Shard sizing and performance with preference=_primary_first

Hi All,

I experience slow search performance on a quite large index (we talk about 5-10 seconds for a simple term query on a long field with returns ~10k docs).

First of all some details about my cluster:

  • Elasticsearch version: 2.2.0
  • 4 nodes with 64GB RAM (30GB heap) and 24 cores each
  • Storage: RAID 10 spinning disks (ye ... I know its not ideal)
  • Index:
    • ~ 2,000,000,000 docs
    • overall size is 500GB
    • 4 Shards (replication = 1 - see below)
  • Search volume is quite low but with a lot of aggregations and performance matters a lot

I initially tried 2 shards and 1 replica but the search performance was not that great. I guess that's because I then utilize only two of my 4 nodes with every query I run (which than have to search a 250GB segment).

Now I tried to do the following in order to get better utilization of resources across all 4 nodes:

  • 4 shards to have one primary shard on each node
  • run every search request with preference=_primary_first because I only wanted to have the replicas for failover.
    I already learned that ES does not balance primary shards (only overall shards) but I manually balanced them on the right nodes (with the relocate API) for the purpose of testing this.

So now I have one primary and one replica shard on every node.
When I run a search with preference=_primary_first it was still quite slow and I noticed using hot_threads that still two threads run searches on the same node.
Does the preference setting really work and is it intented to be used for such a case? Does someone have experience with that?

Now when I set the replication factor to 0 with 4 shards, I get great performance (500-3000ms uncached). Exactly what I need.
I could theoretically just run with 0 replication in Production because the data is already mirrored on the RAID.
Practically I don't think its a good idea because from time to time I run into GC issues and have to restart nodes.

Does anyone have an idea how I can achieve running single queries across all 4 nodes and still have failover replica shards in place?

Cheers
Robert

Query and aggregation latency usually depend on the size of the shards, and it sounds like your shards may be too large. Each query is executed against all shards in parallel, but a single thread is used per query per shard. By having more smaller shards, you will be able to get more work done in parallel and better utilise the CPU cores you have at your disposal.

I generally recommend that you measure the latency of typical queries and aggregations against a single shard while step by step increasing the size of the shard by adding more data. This will show you how the latency varies with shard size and will allow you determine the ideal shard size. Then divide the expected size of the total data set by this to get the number of shards to use.

We often recommend that you keep the shard size below 50GB in size, as very large shards tend to affect recovery speed. The ideal size might however be lower than this.

Hi Christian,

thanks for the feedback.!
Will try to identify the ideal shard size with this approach.
Can I really do this with running the same set of queries over and over again?
The results are going to be manipulated by IO Buffering and Caching in ES or?

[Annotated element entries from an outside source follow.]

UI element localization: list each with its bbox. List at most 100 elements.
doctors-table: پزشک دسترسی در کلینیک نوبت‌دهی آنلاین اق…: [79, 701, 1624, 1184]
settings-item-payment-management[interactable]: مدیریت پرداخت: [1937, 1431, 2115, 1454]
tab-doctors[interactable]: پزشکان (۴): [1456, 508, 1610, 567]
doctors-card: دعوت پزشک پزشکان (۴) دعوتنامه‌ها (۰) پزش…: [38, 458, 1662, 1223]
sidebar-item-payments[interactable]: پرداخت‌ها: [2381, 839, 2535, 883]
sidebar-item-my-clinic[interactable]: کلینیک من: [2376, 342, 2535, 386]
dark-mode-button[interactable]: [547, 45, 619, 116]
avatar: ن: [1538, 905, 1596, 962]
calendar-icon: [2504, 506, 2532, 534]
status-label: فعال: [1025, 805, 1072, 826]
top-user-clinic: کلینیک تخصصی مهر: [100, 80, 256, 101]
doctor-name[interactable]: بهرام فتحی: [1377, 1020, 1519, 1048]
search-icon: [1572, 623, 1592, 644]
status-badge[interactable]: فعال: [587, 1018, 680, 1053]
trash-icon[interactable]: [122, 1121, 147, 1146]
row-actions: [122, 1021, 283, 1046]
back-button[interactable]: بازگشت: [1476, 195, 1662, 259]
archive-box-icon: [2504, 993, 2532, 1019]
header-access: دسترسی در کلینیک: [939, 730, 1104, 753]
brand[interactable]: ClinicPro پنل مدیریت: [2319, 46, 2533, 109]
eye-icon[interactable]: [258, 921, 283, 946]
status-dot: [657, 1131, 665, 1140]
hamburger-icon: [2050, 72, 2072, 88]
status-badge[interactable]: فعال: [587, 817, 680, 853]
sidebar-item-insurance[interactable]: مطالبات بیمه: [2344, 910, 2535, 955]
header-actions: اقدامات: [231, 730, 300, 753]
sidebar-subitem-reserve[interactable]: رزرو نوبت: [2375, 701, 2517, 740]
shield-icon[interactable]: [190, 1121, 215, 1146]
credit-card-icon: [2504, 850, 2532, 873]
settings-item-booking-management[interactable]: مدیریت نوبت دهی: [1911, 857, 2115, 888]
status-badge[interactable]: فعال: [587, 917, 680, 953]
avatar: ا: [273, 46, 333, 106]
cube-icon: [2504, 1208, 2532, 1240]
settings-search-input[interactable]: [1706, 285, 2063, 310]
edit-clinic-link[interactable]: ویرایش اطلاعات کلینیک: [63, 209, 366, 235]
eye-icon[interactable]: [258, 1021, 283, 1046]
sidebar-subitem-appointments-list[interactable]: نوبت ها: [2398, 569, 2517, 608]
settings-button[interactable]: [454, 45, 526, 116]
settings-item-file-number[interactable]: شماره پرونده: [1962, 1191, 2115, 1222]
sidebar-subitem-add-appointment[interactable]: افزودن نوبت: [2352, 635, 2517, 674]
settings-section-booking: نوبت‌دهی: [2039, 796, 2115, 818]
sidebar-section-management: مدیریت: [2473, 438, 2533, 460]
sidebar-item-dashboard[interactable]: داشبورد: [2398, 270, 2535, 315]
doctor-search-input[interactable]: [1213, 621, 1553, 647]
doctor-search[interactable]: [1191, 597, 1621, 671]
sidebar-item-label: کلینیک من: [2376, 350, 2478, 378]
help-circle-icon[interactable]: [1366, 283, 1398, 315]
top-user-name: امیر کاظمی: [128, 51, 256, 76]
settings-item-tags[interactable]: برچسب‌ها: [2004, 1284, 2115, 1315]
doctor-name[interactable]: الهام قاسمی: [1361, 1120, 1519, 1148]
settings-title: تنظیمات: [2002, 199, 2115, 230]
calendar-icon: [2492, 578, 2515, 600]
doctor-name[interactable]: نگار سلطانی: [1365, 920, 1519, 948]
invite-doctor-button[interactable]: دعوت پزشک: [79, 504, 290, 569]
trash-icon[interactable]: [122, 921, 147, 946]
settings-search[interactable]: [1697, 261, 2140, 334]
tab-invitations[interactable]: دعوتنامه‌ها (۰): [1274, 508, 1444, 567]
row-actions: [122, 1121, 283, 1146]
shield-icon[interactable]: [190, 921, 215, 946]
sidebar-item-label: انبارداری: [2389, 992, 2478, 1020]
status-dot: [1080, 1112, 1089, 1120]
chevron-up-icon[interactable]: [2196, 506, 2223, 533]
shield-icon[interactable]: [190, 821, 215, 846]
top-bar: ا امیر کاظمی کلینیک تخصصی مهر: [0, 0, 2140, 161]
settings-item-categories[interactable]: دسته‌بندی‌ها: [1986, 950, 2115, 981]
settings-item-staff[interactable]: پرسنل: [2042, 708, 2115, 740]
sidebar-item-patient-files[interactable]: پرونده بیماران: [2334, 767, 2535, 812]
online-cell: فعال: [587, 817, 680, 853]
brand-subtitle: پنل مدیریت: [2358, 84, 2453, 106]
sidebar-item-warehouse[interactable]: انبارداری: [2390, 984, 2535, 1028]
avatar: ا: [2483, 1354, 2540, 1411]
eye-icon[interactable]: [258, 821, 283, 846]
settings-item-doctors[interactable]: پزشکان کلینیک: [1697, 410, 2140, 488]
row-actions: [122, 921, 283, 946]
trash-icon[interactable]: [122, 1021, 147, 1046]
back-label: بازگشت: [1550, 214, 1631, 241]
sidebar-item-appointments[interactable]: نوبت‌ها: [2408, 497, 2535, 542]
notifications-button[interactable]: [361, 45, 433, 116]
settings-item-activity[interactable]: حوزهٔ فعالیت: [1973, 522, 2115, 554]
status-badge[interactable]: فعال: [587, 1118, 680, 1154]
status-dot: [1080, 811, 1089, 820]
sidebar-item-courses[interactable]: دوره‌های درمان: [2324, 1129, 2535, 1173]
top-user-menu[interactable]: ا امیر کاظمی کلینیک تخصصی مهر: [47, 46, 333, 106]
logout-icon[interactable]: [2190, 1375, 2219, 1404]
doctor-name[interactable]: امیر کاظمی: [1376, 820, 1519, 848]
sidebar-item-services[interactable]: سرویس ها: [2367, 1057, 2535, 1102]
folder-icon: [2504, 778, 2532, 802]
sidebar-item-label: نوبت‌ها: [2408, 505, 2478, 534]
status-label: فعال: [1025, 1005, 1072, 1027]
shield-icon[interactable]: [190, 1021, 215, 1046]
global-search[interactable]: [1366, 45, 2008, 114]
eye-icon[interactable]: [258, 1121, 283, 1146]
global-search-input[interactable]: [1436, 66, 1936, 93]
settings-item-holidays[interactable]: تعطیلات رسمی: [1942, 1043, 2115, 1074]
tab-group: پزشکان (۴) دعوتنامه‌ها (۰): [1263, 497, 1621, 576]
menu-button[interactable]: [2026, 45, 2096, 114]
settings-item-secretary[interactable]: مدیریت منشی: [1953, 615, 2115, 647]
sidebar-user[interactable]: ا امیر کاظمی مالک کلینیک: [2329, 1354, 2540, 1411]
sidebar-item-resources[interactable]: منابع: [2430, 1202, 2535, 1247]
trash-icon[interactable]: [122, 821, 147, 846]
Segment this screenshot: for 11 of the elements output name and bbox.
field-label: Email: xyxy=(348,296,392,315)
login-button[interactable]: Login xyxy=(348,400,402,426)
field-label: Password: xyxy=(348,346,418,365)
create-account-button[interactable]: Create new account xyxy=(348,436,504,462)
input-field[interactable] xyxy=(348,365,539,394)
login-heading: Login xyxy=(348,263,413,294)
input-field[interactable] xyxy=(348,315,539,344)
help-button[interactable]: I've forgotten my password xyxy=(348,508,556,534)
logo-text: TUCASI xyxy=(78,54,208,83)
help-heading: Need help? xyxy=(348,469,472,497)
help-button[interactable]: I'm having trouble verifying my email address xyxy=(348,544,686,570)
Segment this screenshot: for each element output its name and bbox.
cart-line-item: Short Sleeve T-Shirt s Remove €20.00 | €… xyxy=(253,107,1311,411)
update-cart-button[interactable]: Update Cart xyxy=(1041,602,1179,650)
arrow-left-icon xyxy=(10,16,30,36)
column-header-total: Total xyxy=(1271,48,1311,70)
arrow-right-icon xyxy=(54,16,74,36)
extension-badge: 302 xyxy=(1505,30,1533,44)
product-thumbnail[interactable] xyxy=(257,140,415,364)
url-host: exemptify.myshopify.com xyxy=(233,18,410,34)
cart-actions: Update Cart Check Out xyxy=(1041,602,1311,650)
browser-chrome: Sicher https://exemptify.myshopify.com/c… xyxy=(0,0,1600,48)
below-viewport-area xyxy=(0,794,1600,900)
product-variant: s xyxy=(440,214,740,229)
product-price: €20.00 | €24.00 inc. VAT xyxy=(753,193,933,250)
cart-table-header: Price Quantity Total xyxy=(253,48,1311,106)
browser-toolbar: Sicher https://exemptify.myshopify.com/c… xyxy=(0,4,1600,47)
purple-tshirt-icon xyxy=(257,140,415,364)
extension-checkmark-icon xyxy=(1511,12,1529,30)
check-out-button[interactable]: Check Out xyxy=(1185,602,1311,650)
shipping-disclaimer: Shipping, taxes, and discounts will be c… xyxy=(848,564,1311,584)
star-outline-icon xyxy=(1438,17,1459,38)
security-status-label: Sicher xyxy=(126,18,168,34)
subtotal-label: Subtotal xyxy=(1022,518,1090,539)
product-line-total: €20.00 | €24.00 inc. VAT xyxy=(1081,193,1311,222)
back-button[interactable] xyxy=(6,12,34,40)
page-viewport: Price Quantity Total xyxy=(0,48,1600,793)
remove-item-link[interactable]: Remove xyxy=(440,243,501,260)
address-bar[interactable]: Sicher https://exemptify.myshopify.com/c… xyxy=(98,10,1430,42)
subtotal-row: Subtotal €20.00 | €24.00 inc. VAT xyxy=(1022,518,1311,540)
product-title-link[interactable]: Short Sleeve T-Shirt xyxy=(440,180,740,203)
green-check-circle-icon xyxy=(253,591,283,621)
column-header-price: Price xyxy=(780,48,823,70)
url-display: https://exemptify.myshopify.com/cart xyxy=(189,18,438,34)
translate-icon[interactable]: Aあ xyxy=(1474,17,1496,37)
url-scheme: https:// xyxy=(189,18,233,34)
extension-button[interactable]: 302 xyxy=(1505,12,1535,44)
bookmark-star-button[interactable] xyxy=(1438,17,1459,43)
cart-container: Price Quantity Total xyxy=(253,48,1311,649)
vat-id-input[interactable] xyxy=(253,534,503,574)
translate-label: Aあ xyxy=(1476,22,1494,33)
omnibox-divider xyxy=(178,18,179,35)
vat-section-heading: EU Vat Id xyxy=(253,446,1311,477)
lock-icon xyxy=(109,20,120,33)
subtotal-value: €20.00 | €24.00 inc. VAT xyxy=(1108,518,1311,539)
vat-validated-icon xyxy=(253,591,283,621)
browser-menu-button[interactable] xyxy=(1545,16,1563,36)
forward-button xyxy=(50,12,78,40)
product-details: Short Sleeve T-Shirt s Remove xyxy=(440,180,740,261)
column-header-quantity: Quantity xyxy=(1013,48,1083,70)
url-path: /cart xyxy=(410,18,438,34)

Anyway, let's say I end up with e.g. 16 shards in the "ideal" size.
This would be overall 32 shards (with replica of one).
That means 8 shards per node which could theoretically all be used by one single query.

Do you think that it's okay to run 8 lucene threads to do Disk IO concurrently on a spinning media RAID 10?
I always thought running Disk IO with too many concurrent threads would be counterproductive.

Also I find it hard to measure whether workload during queries is IO bound or CPU bound.
The lowest resolution that I can geht e.g. from iostat is one second (which it to high to measure queries that run 2-5 seconds).

8 shards per node is not very much. As there are a significant number of parameters that affect performance for a specific use case, the best way to find out is to benchmark.

Okay, thank you! I'll try with more shards and see what I get.
Looks like up to ~30GB Shard size I get good performance.

Running the same queries over and over may allow Elasticsearch to cache more than is realistic, so I would recommend generating queries based on parameters to get as close to realistic querying as possible.

Now I though I found my sweet spot with a shard size of 25-30GB.
I was constantly running uncached queries while loading up my index (simple term queries on y long field with sorting on a short fiel).
During indexing everything looked great. Had very good response times (500-1200ms) even up to shortly before the indexing finished.

I typically create my indices with 0 replication to later set it to 1 (on order to increase indexing throughput).
After I did that I am back on 2000-3500ms for the same queries.

When I change it back to 0, it's back town to 500-1200ms.

Is there some sort of query time overhead that comes with replication?